Tilly I would just like to say I have gone through a very similar situation with my boyfriend. However, he turned to drugs as well as the alcohol to cope with the depression. It took him a couple months before he turned to help, but in the midst of getting up was still using. His last episode, 3 months ago was sooo bad I had to call 911. Not only was he physically hurting himself, he also took it out on me. It took having him charged for him to hit rock bottom.
Now he is fully committed to his therapy and completely off the drugs and alcohol and coping with everything with a clear head. He apologized for everything he has put me through and tells me his he wants to have me back in his life. He now has goals, puts himself first instead of others etc.
Here is my dilemma, can someone really change???? My friends are telling me not to trust him that it is a form a manipulation. My therapist says to do what feels right. My heart tells me that things are on the right track, but feedback with others who've had a similar experience would be great.
I’m no expert, but I think the best way to tell if he is serious about staying off alcohol and drugs is the evaluate how much he really wants to be alcohol and drug free.

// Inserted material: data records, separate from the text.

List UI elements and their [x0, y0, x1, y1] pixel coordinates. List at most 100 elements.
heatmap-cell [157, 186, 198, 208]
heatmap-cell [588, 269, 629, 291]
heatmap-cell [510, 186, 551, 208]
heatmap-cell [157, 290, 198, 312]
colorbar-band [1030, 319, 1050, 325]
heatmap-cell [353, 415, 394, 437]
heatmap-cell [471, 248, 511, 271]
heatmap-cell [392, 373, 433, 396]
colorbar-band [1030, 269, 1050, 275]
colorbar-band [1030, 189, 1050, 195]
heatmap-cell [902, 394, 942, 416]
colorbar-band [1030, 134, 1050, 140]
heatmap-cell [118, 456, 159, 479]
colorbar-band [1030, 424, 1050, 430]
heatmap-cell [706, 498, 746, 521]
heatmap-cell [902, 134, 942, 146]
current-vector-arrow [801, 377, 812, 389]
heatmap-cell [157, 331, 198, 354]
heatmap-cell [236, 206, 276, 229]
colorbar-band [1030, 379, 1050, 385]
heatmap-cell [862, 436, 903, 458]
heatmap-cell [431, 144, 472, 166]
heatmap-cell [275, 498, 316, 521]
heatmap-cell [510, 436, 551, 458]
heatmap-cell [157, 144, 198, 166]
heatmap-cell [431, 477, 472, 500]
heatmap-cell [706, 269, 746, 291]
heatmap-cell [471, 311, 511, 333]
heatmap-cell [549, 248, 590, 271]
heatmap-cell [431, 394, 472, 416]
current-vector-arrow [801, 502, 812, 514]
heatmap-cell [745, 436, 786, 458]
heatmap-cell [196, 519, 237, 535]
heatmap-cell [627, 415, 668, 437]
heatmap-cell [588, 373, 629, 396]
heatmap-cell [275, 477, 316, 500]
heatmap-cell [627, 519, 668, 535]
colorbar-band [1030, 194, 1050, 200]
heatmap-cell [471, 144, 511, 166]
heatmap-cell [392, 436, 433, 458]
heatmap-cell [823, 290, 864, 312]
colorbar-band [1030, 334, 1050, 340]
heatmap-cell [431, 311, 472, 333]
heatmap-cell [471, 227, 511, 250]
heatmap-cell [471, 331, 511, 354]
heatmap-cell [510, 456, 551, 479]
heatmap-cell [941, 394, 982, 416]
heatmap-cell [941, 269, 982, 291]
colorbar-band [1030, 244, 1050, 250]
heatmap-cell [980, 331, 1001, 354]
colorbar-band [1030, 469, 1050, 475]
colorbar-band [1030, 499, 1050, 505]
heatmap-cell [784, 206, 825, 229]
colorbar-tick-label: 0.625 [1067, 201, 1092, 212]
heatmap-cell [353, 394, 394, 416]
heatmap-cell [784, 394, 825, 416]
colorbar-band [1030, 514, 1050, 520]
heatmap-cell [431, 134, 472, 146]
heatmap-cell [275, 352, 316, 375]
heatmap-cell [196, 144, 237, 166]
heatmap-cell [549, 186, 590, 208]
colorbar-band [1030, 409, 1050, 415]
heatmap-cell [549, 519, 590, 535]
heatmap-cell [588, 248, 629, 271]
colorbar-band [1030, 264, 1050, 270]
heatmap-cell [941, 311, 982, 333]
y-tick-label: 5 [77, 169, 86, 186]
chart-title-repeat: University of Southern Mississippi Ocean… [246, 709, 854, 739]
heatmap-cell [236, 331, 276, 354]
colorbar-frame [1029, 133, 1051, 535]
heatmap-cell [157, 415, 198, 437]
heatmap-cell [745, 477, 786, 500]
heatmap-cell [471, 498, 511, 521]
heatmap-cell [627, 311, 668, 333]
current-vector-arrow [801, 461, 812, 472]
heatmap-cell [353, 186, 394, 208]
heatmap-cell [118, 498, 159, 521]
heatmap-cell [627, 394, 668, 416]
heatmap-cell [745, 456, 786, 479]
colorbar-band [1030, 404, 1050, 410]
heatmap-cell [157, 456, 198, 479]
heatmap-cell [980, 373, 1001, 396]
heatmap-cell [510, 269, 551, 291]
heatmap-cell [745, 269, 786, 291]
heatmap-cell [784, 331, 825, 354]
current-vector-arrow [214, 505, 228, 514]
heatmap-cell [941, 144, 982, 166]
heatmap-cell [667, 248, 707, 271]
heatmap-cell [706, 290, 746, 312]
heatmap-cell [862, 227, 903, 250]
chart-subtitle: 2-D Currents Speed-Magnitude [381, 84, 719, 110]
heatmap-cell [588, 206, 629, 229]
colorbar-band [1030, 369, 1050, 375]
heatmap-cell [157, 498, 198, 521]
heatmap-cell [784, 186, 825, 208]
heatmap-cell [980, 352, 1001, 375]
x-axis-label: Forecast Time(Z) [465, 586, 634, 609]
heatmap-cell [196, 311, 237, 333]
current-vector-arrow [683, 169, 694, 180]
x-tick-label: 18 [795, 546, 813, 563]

Some ways to tell are, ‘how enthusiastic is he about his therapy?’ Is he practicing his therapists advice?
If he goes to a 12 step program, is he trying to actually work the steps, or is he just talking about them?
I believe he deserves the benefit of the doubt in terms of trust as long as you believe he is making a sincere effort.
Therapy and programs only work as well as the person.
There is an old light-bulb joke that really makes the point:
How many programs does it take to change a light-bulb?
Only one, but the light bulb has to really want to change.